Marbled Rye Bread

About a month ago I had this idea to make this kind of bread. I thought it might be a good compliment to a dish I was making that was German (Bavarian) in style. I first looked in a cookbook we had – the Better Homes and Gardens New Cookbook Bridal Edition – as I had recalled that there was a recipe like that in there. And yep, there was. Sadly, I forgot about it and didn’t have the time to make it given the time it takes (two separate rises). But I kept it in the back of my mind to make. I had everything anyway so I could do it whenever. And finally I did. 

I actually got off the fence about making it as I had another recipe that I wanted to use this bread for. More on that recipe later. I’ve written the recipe out below. Overall, I was very happy with how this turned out. Both rises went better than expected. (If you recall, I seem to have problems with bread rising.) Although the dough with the rye and molasses didn’t rise as well as the other portion. This was evident in the first rise. It wasn’t as evident in the second rise but as I cut into the bread more I found a “hole” where I think everything rose except the rye portion which left an empty space. 

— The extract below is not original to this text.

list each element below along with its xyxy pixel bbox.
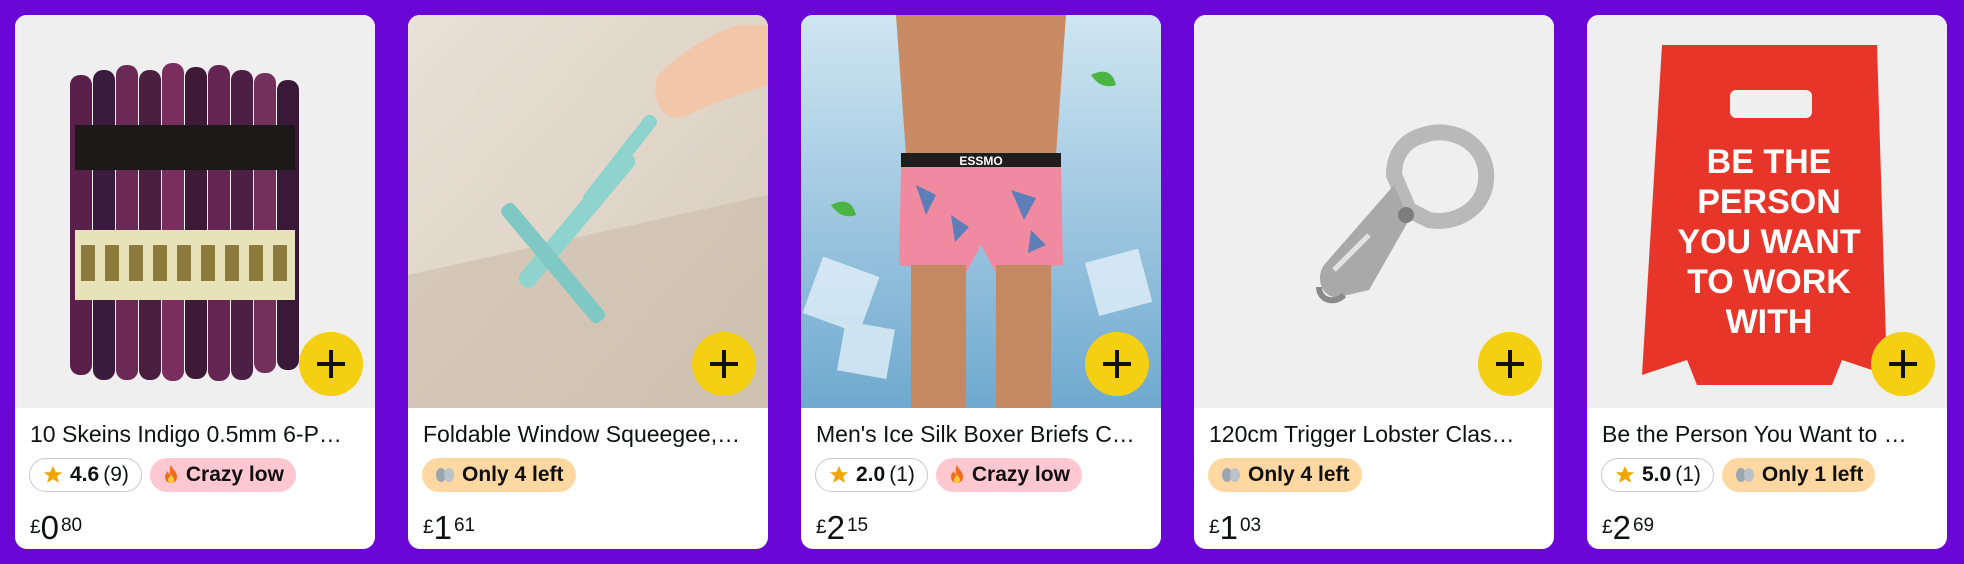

But the taste was good and it worked well for everything I’ve used it for so far – toast, grilled cheese, regular sandwich bread, etc. And while I haven’t been making my own bread as often as I used to, this might need to be made occasionally. Oh, and despite it being a rye bread (well, partly anyway), it didn’t really taste like it. 

The only “problem” I had with it was that the directions were a little confusing. It told me two different times to “add as much of the remaining all purpose flour as possible”. Well, how is that possible. What happens if I add all the extra flour the first time and there isn’t any for the second time?  Ultimately I came up with a plan. 

It calls for 3 to 3 1/2 cups of all purpose flour and you use 2 right off the bat. That leaves about 1 1/2 cups as the extra. You are supposed to split the dough (which I did by weighing it out – about 11 ounces per half). To one half you automatically add 1 1/4 cups of rye flour. And then “as much of” the all purpose as you can. Well, to the over half I added 1 cup of all purpose and part of another quarter cup during the kneading process. I felt like that was pretty equal given the rye flour that was going into the one half. To the rye half, I added a quarter cup of the all purpose and then the rest of the other quarter cup during the kneading process. 

It worked out but in hindsight I think I would have added more to the non-rye portion. The rye portion turned out pretty stiff which could be from the extra flour. It was already pretty stiff without any of the all purpose flour. And that may have contributed to the lack of rise.  

Oh, and I used my stand mixer with a paddle attachment. One that has a rubber edge to scrap the bowl on its own (best thing ever).

  • 3 to 3 1/2 cups all purpose flour
  • 1 package active dry yeast 
  • 1 1/2 cups milk
  • 2 tablespoons sugar
  • 2 tablespoons cooking oil
  • 1 1/2 teaspoons salt
  • 2 tablespoons dark-flavored molasses 
  • 1 1/4 cups rye or whole wheat flour

In a large mixing bowl, combine 2 cups of all purpose flour and the yeast. In a saucepan heat the milk, sugar, oil and salt until just warm. Add milk mixture to flour mixture. Beat with an electric mixer on low speed (“stir” on mine) for 30 seconds, scraping the bowl constantly. Beat on high speed for 3 minutes. 

Dv idea dough in half. To one portion, stir in as much of the remaining all purpose flour as you can. Turn out dough on to a floured work surface. Knead in enough of the all purpose flour to make a moderately stiff dough that is smooth and elastic. Shape into a ball. Place in a greased bowl, turning once to grease the surface of the dough. 

To the other portion, stir in molasses, rye flour, and as much of the remaining all purpose flour as you can. Turn out on to a floured work surface. Knead in enough of the all purpose flour to make a moderately stiff dough that is smooth and elastic. Shape into a ball. Place in a greased bowl, turning once to grease the surface of the dough. Cover both dough portions and let rise in a warm place until doubled, about 1 hour. 

Punch both portions down. Cover and let rest 10 minutes. Meanwhile, grease an 8x4x2 inch loaf pan. 

On a lightly floured surface roll each dough portion into a 12×8 inch rectangle. Place dark dough on top of light dough. Roll up, starting from short side. Place seam side down in prepared pan. Cover and let rise until nearly doubled, about 30-40 minutes. 

Bake at 375 degrees for 30-35 minutes or until bread sounds hollow when lightly tapped. If necessary, tent with foil during last 10 minutes to prevent over browning. Immediately remove from pan and cool.